Lou Martin was an air force pilot for 22 years and a captain for Japan airlines from 1970 to 1975, before joining a small cadre of foreign pilots in Iran hired to fly a variety of aircraft throughout the Middle East.
His passengers ranged from family members of the late Shah of Iran to high-ranking Iranian government officials, and oil field roughnecks. His observations relating to these flights are outlined in thrilling chapter after chapter. He invites the reader to mentally share his cockpit during these exciting flights.
Captain Martin was living and working in Iran during the disturbing days of 1978 when Islamic hard-liners rioted in the streets of Tehran demanding the overthrow of the Shah.
The tempo of the revolution increased to the point where thousands of demonstrators were killed by the Shah's army forcing him and his family to flee to Egypt. His abdication allowed the firebrand leader Ayatollah Khomeini to become Iran's despotic leader, and form a ruthless fundamentalist Islamic government. Several of Captain Martin's friends and colleagues were summarily tried and executed by the Islamic revolutionary guards.

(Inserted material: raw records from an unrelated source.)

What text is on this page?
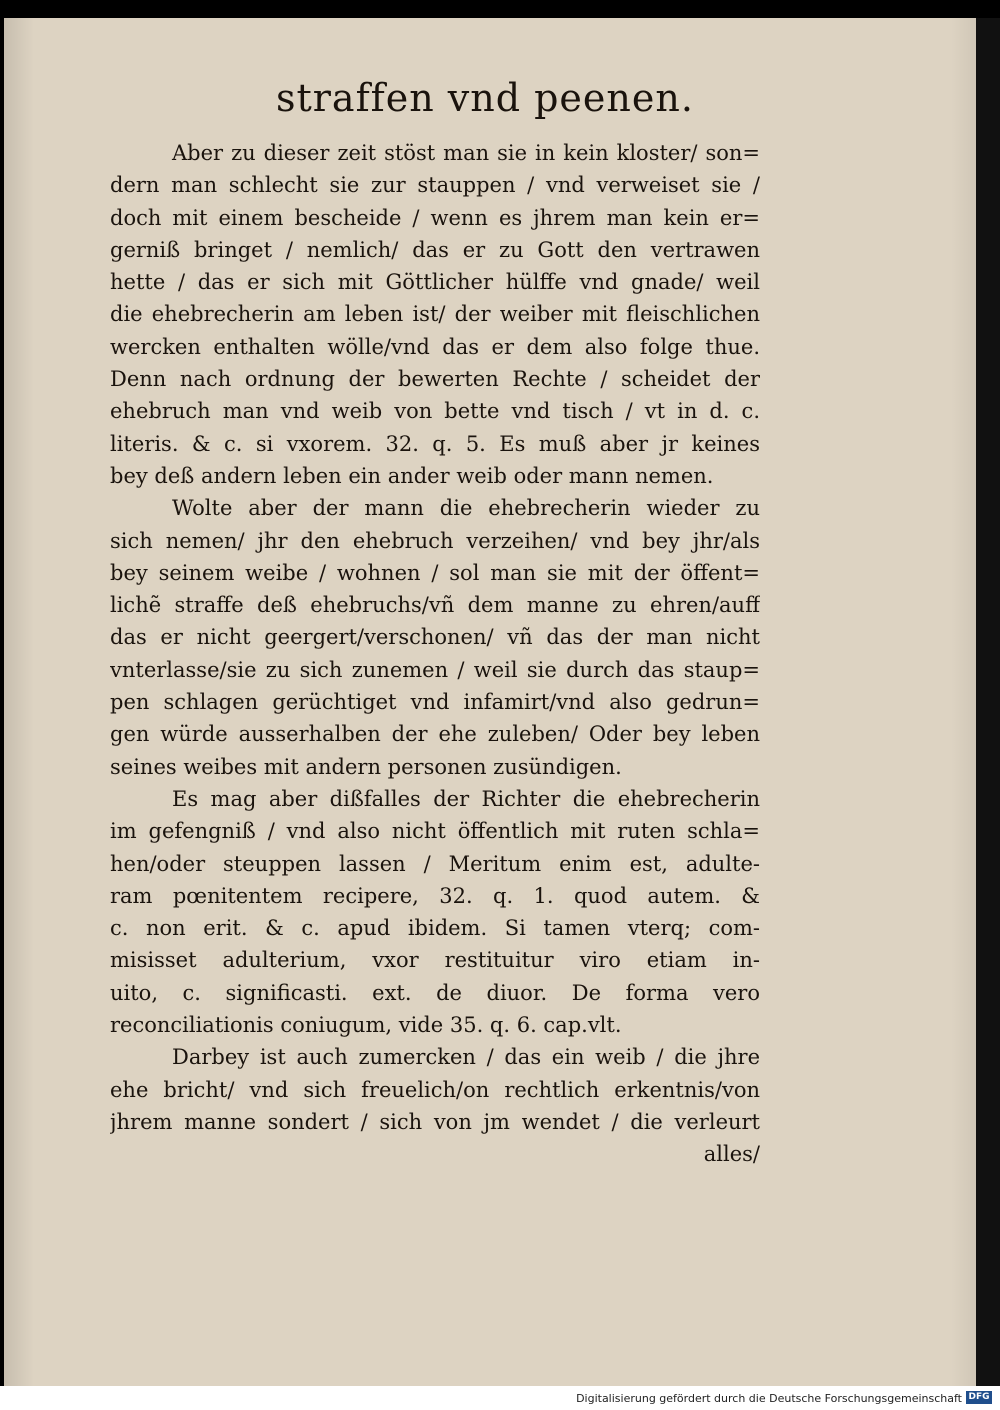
straffen vnd peenen.
Aber zu dieser zeit stöst man sie in kein kloster/ son=
dern man schlecht sie zur stauppen / vnd verweiset sie /
doch mit einem bescheide / wenn es jhrem man kein er=
gerniß bringet / nemlich/ das er zu Gott den vertrawen
hette / das er sich mit Göttlicher hülffe vnd gnade/ weil
die ehebrecherin am leben ist/ der weiber mit fleischlichen
wercken enthalten wölle/vnd das er dem also folge thue.
Denn nach ordnung der bewerten Rechte / scheidet der
ehebruch man vnd weib von bette vnd tisch / vt in d. c.
literis. & c. si vxorem. 32. q. 5. Es muß aber jr keines
bey deß andern leben ein ander weib oder mann nemen.
Wolte aber der mann die ehebrecherin wieder zu
sich nemen/ jhr den ehebruch verzeihen/ vnd bey jhr/als
bey seinem weibe / wohnen / sol man sie mit der öffent=
lichẽ straffe deß ehebruchs/vñ dem manne zu ehren/auff
das er nicht geergert/verschonen/ vñ das der man nicht
vnterlasse/sie zu sich zunemen / weil sie durch das staup=
pen schlagen gerüchtiget vnd infamirt/vnd also gedrun=
gen würde ausserhalben der ehe zuleben/ Oder bey leben
seines weibes mit andern personen zusündigen.
Es mag aber dißfalles der Richter die ehebrecherin
im gefengniß / vnd also nicht öffentlich mit ruten schla=
hen/oder steuppen lassen / Meritum enim est, adulte-
ram pœnitentem recipere, 32. q. 1. quod autem. &
c. non erit. & c. apud ibidem. Si tamen vterq; com-
misisset adulterium, vxor restituitur viro etiam in-
uito, c. significasti. ext. de diuor. De forma vero
reconciliationis coniugum, vide 35. q. 6. cap.vlt.
Darbey ist auch zumercken / das ein weib / die jhre
ehe bricht/ vnd sich freuelich/on rechtlich erkentnis/von
jhrem manne sondert / sich von jm wendet / die verleurt
alles/
Digitalisierung gefördert durch die Deutsche Forschungsgemeinschaft DFG
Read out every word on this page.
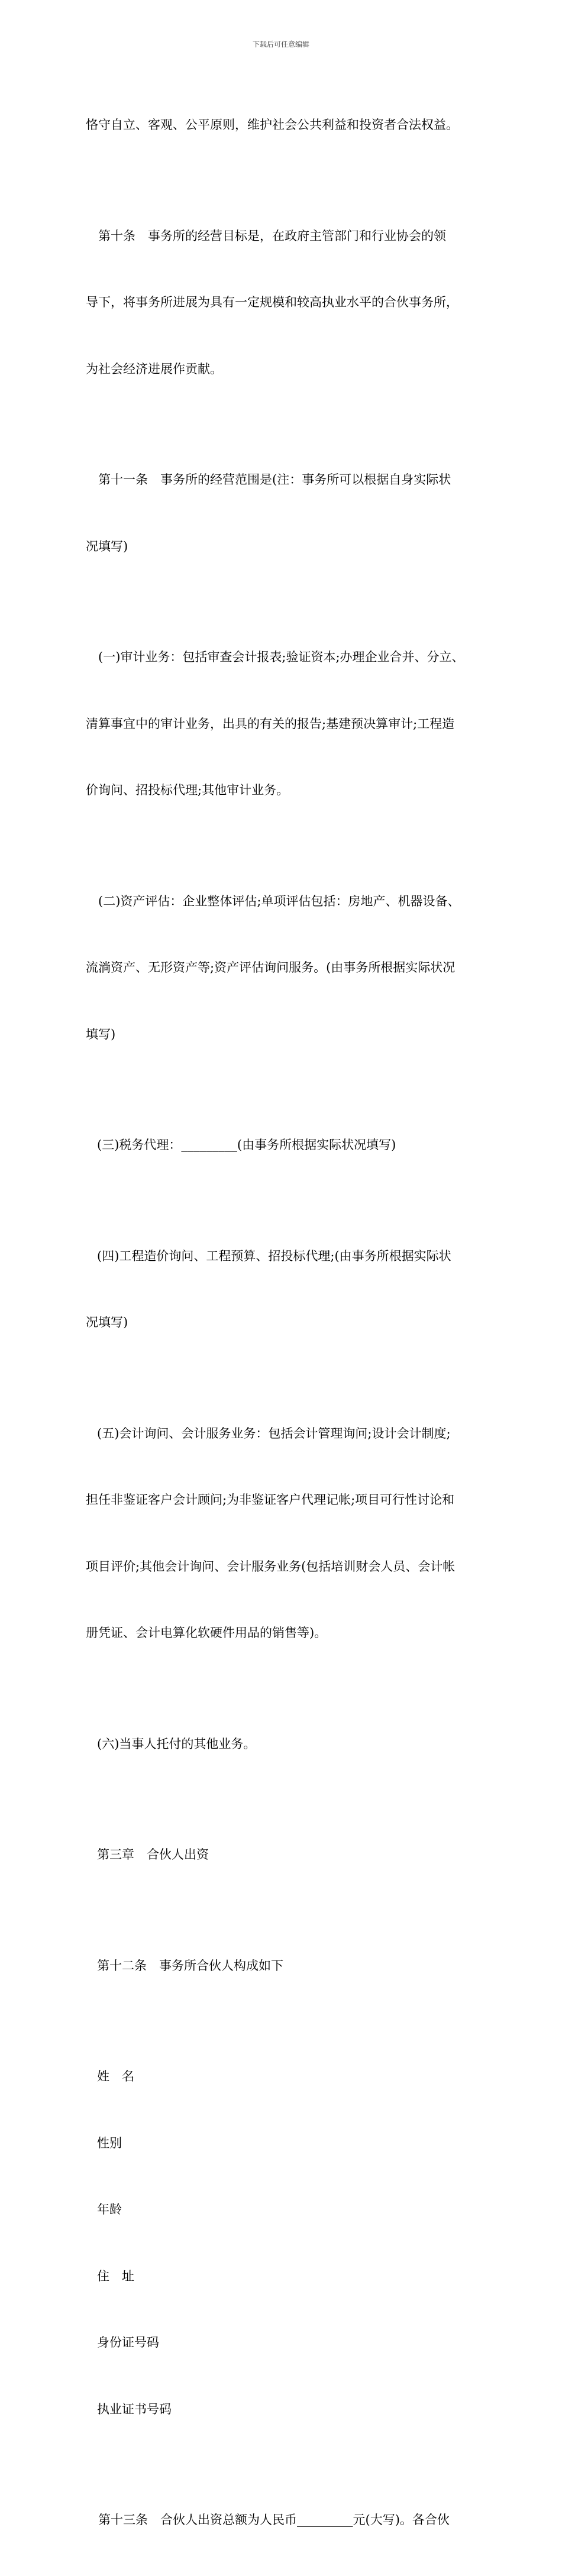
下载后可任意编辑

恪守自立、客观、公平原则，维护社会公共利益和投资者合法权益。

第十条　事务所的经营目标是，在政府主管部门和行业协会的领

导下，将事务所进展为具有一定规模和较高执业水平的合伙事务所，

为社会经济进展作贡献。

第十一条　事务所的经营范围是(注：事务所可以根据自身实际状

况填写)

(一)审计业务：包括审查会计报表;验证资本;办理企业合并、分立、

清算事宜中的审计业务，出具的有关的报告;基建预决算审计;工程造

价询问、招投标代理;其他审计业务。

(二)资产评估：企业整体评估;单项评估包括：房地产、机器设备、

流淌资产、无形资产等;资产评估询问服务。(由事务所根据实际状况

填写)

(三)税务代理：_________(由事务所根据实际状况填写)

(四)工程造价询问、工程预算、招投标代理;(由事务所根据实际状

况填写)

(五)会计询问、会计服务业务：包括会计管理询问;设计会计制度;

担任非鉴证客户会计顾问;为非鉴证客户代理记帐;项目可行性讨论和

项目评价;其他会计询问、会计服务业务(包括培训财会人员、会计帐

册凭证、会计电算化软硬件用品的销售等)。

(六)当事人托付的其他业务。

第三章　合伙人出资

第十二条　事务所合伙人构成如下

姓　名

性别

年龄

住　址

身份证号码

执业证书号码

第十三条　合伙人出资总额为人民币_________元(大写)。各合伙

During the peak of the revolution a personal friend was stabbed to death by unknown assailants, and fearing for his own life he hurriedly left Iran. His exodus forced him to abandon thousands of dollars of unpaid salary, a Volkswagen and other personal property.

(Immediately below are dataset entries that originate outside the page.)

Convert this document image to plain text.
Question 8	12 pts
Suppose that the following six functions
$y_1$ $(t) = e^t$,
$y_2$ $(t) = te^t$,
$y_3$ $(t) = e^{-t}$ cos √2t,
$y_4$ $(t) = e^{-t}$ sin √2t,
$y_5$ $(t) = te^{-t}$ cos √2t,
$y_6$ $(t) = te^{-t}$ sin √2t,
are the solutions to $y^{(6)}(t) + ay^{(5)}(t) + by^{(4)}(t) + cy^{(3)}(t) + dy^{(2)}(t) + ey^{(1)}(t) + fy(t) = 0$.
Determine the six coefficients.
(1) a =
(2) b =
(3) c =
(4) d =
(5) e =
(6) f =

In the spring of 1979 he was prepared to return to Iran in an attempt to recover lost property, but an extraordinarily lucky event in Rome, Italy, convinced him that returning to Iran would very likely expose him to arrest and confinement. Faced with this dismal probability he returned to the United States to pursue a safer and less exciting life.
"Congratulations on being the 2004 recipient of the Minnesota Aviation Hall of Fame's Best Aviation writing by a Minnesotan! We enjoyed your exciting personal account of your days flying as a captain for an air charter company in Iran. Your book was exciting and personal, definitely the type of aviation writing the MAHOF wishes to honor and encourage with its annual award."